いや、考えてみれば当然か。ここは学校だ。先生でなければこんな所にこんな年老いたじいさんがいるわけもない。うん。納得、納得―――――じゃなくて!
「あの、今、何部って………」
「? 変なこと聞くな。ここは写真部じゃよ」
「……え?」
まさかと思いつつ、視線をまだ開きっぱなしだったドアから廊下に移すと、この部室から見て反対側のドアの上の方に文芸部と書かれた板があった。
………ミスったな。どうやら文芸部は反対側だったようだ。
「それにしてもよく来てくれたわい。ここ数年部員が少しも来なくてな。今年、新入部員が入らなかったら廃部決定だったんじゃ……」
何やら語り出す瀬木谷教師。
え、なに? このもう入ること決定しましたよみたいな感じ? 俺別に写真なんかに興味ないんですけど。
ちらっと竹中を見ると目が合った。
竹中は俺と目が合うとやれやれという風に首を振った。その顔には「少しくらい話を聞いてあげよう」というニュアンスが含まれていた。
次にクロノスへと視線を向けると、
「あ、これテレビで見たことある。確かこの世界の古い記録媒体だっけ?」
なんて言いながら部屋の隅に位置する棚の中に置いてあるフィルム式のカメラをまじまじと見つめていた。
そんなに古いカメラを見てどこが楽しいんだか知らないが、とにかくあいつのことはどうでもいいとして、少しこの瀬木谷というじいさん――いや、先生の話を聞いてやろうじゃないか。んで、ちょっと聞いたところで適当に理由でもつけて出て行けばいい。この先生には悪いが俺も竹中も写真には興味はない。

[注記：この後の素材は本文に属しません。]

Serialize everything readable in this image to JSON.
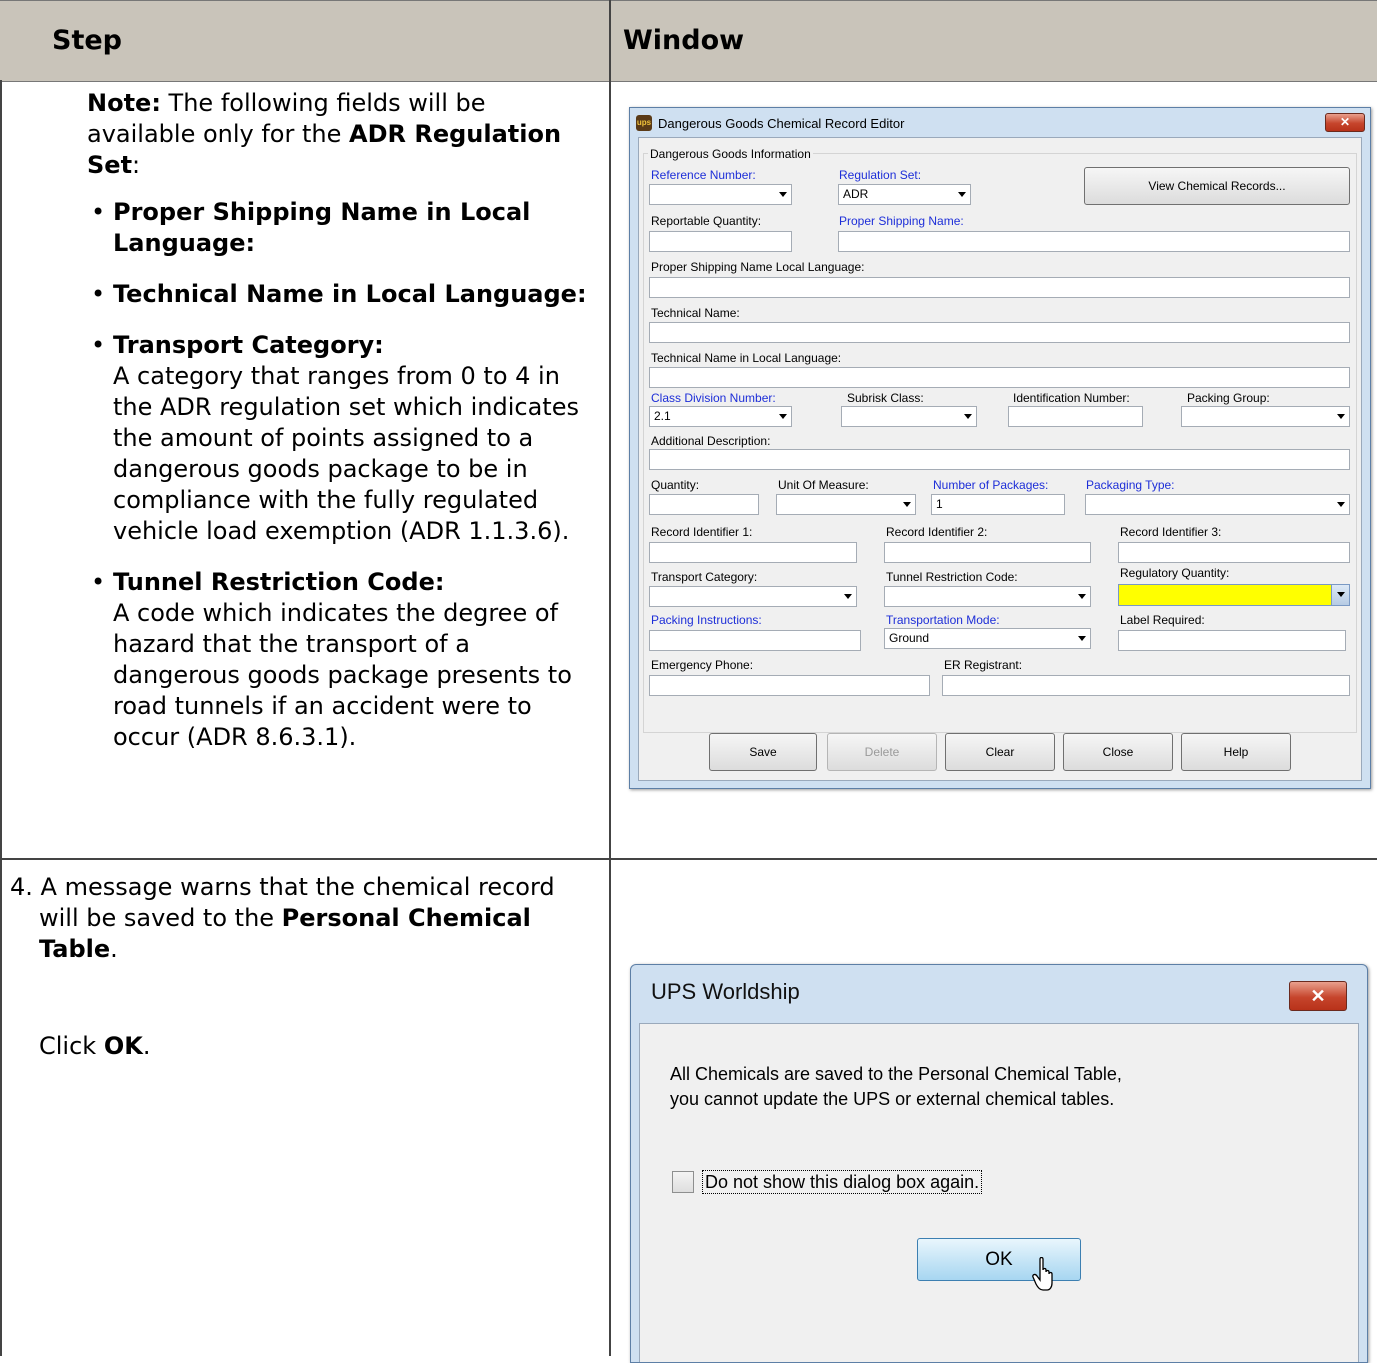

「思えば、ワシの子供の時は戦争が終わった直後でな、まだ生活も今ほど豊かなものじゃなかった。そんな世の中だからのお、どちらかと言えばインテリだったワシには子供時代にこれといって楽しみもなかったんじゃ。しかし、そんな時、当時通っていた小学校の先生にカメラに詳しい先生がいてな。その先生にカメラの良さを教えられてカメラと出会ったんじゃ」
インテリねえ。俺にはあんたが自由主義的な知識人には全然見えないんだが、意味知ってるのか、この人。まあ、話の腰を折るのも面倒だし、意味の確認なんてのもどうでもいいから黙って先を促すとしよう。
「それから中学に進学したワシはカメラを買うために一生懸命お金を貯めてのお―――――」
意気揚々話し出した老教師の声を一応聞きながら竹中と二人、近くの椅子に座る。
年寄りの昔話を聞くものほどつまらないものはない、とは言えないがつまらなくないともとても言いがたい。早く終わってくれないだろうか。
そんな思いを内心に抱きつつも、俺はなるべく愛想のいい顔を作って老教師の話に耳を貸した。